Puis le bruit cessa. On n’entendait plus que le grondement sourd de la tempête de neige. Andrew se pelotonna dans le manteau de fourrure pour reprendre son souffle.
Une fois encore, la fille l’avait sauvé.
C’est absurde, se dit-il. Inconsciemment, je devais savoir que ça allait tomber.
Il arrêta là ses réflexions. Pour le moment, il avait échappé de peu à la mort grâce à une série de miracles, mais il était loin d’être sauf.
Si ce vent pouvait faire tomber un avion de la falaise, il pouvait le faire tomber, lui aussi, raisonna-t-il. Il fallait qu’il cherche un endroit plus sûr pour s’abriter et se reposer.
Prudemment, cramponné à la roche, il se glissa le long de la corniche, pour s’apercevoir qu’à trois mètres devant lui, le chemin se rétrécissait et s’achevait en une pente obscure, rendue glissante par la neige fondue. Péniblement, il revint sur ses pas. Il faisait de plus en plus sombre, et la neige à présent tombait plus blanche, douce et épaisse. Épuisé par l’effort et la douleur, Andrew aurait aimé s’allonger, s’envelopper dans le manteau de fourrure et s’endormir là. Mais il savait très bien que s’il s’endormait, il mourrait. Il résista à la tentation et se traîna dans la direction opposée. Il lui fallait éviter les fragments de métal qui l’avaient retenu prisonnier.
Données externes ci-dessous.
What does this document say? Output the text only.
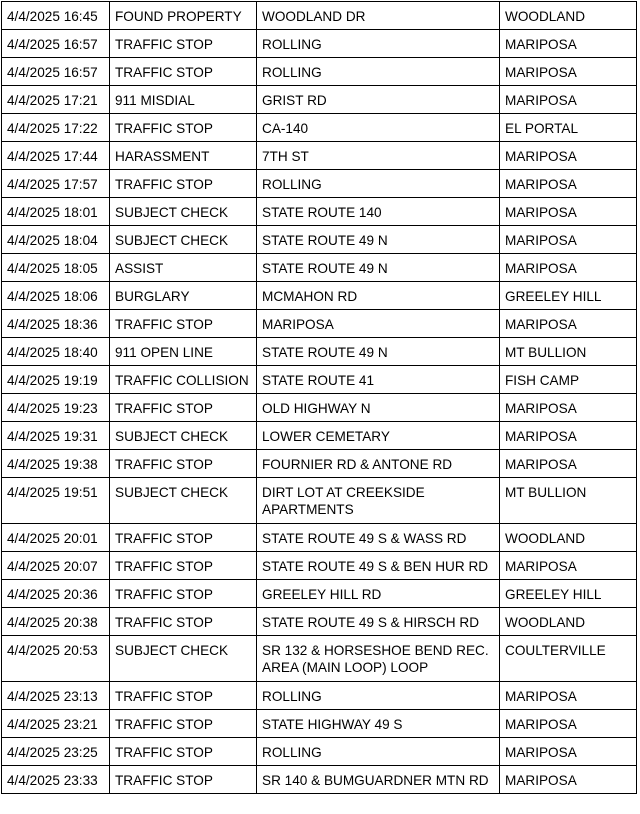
4/4/2025 16:45	FOUND PROPERTY	WOODLAND DR	WOODLAND
4/4/2025 16:57	TRAFFIC STOP	ROLLING	MARIPOSA
4/4/2025 16:57	TRAFFIC STOP	ROLLING	MARIPOSA
4/4/2025 17:21	911 MISDIAL	GRIST RD	MARIPOSA
4/4/2025 17:22	TRAFFIC STOP	CA-140	EL PORTAL
4/4/2025 17:44	HARASSMENT	7TH ST	MARIPOSA
4/4/2025 17:57	TRAFFIC STOP	ROLLING	MARIPOSA
4/4/2025 18:01	SUBJECT CHECK	STATE ROUTE 140	MARIPOSA
4/4/2025 18:04	SUBJECT CHECK	STATE ROUTE 49 N	MARIPOSA
4/4/2025 18:05	ASSIST	STATE ROUTE 49 N	MARIPOSA
4/4/2025 18:06	BURGLARY	MCMAHON RD	GREELEY HILL
4/4/2025 18:36	TRAFFIC STOP	MARIPOSA	MARIPOSA
4/4/2025 18:40	911 OPEN LINE	STATE ROUTE 49 N	MT BULLION
4/4/2025 19:19	TRAFFIC COLLISION	STATE ROUTE 41	FISH CAMP
4/4/2025 19:23	TRAFFIC STOP	OLD HIGHWAY N	MARIPOSA
4/4/2025 19:31	SUBJECT CHECK	LOWER CEMETARY	MARIPOSA
4/4/2025 19:38	TRAFFIC STOP	FOURNIER RD & ANTONE RD	MARIPOSA
4/4/2025 19:51	SUBJECT CHECK	DIRT LOT AT CREEKSIDE APARTMENTS	MT BULLION
4/4/2025 20:01	TRAFFIC STOP	STATE ROUTE 49 S & WASS RD	WOODLAND
4/4/2025 20:07	TRAFFIC STOP	STATE ROUTE 49 S & BEN HUR RD	MARIPOSA
4/4/2025 20:36	TRAFFIC STOP	GREELEY HILL RD	GREELEY HILL
4/4/2025 20:38	TRAFFIC STOP	STATE ROUTE 49 S & HIRSCH RD	WOODLAND
4/4/2025 20:53	SUBJECT CHECK	SR 132 & HORSESHOE BEND REC. AREA (MAIN LOOP) LOOP	COULTERVILLE
4/4/2025 23:13	TRAFFIC STOP	ROLLING	MARIPOSA
4/4/2025 23:21	TRAFFIC STOP	STATE HIGHWAY 49 S	MARIPOSA
4/4/2025 23:25	TRAFFIC STOP	ROLLING	MARIPOSA
4/4/2025 23:33	TRAFFIC STOP	SR 140 & BUMGUARDNER MTN RD	MARIPOSA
Soudain, il heurta le tibia de sa jambe valide contre un rocher qu’il n’avait pas vu. Le choc le plia en deux, et il gémit de douleur.
Finalement, il parcourut la falaise sur toute sa longueur. Tout au bout, la corniche s’élargissait en une pente douce qui montait vers une sorte de plateau. Là-haut poussaient d’épaisses broussailles aux racines tenaces. Andrew les examina dans l’obscurité et hocha la tête : le feuillage épais résisterait au vent. Ces arbustes étaient évidemment enracinés là depuis des années. Tout ce qui poussait en un tel endroit devait tenir le coup contre le vent, la tempête, les blizzards. Pourvu que son pied tienne le coup jusqu’en haut…
Ce n’était pas facile, avec son manteau et ses provisions, et sa blessure. Mais avant l’obscurité totale, il avait escaladé la pente – en rampant, vers la fin, sur deux mains et un genou – jusqu’à l’abri des arbres. Enfin, il s’affala sous ce refuge. Là, du moins, le vent rageur soufflait moins violemment, freiné par les branches. Dans la trousse d’urgence, il y avait une petite lampe de poche, et à sa faible lumière, il trouva de la nourriture concentrée, une couverture fine du type « espace », qui le garderait bien au chaud, et des tablettes de combustible. Il improvisa, avec la couverture et son propre manteau, une tente rudimentaire en se servant des branches les plus larges pour la soutenir : cela faisait une sorte de tranchée entre les buissons et les racines des arbustes, où il pourrait s’allonger à l’abri de la neige. Maintenant, il ne désirait plus que s’effondrer et ne plus bouger, mais avant que ses dernières forces ne l’aient abandonné, il s’appliqua avec acharnement à couper la jambe du pantalon gelé et les restes de la botte qui recouvrait son pied blessé. Il n’aurait jamais imaginé qu’il fût possible de tant souffrir quand il badigeonna la blessure d’antiseptique et la banda hermétiquement, mais il y parvint tant bien que mal, sans pouvoir s’empêcher de gémir comme un animal sauvage. Enfin, à bout de forces, il se laissa tomber dans son terrier et prit un des bonbons de Mattingly. Il se força à le mâcher, sachant que le sucre réchaufferait son corps frissonnant. Enfin, au moment même où il l’avalait, il tomba dans un profond assoupissement léthargique.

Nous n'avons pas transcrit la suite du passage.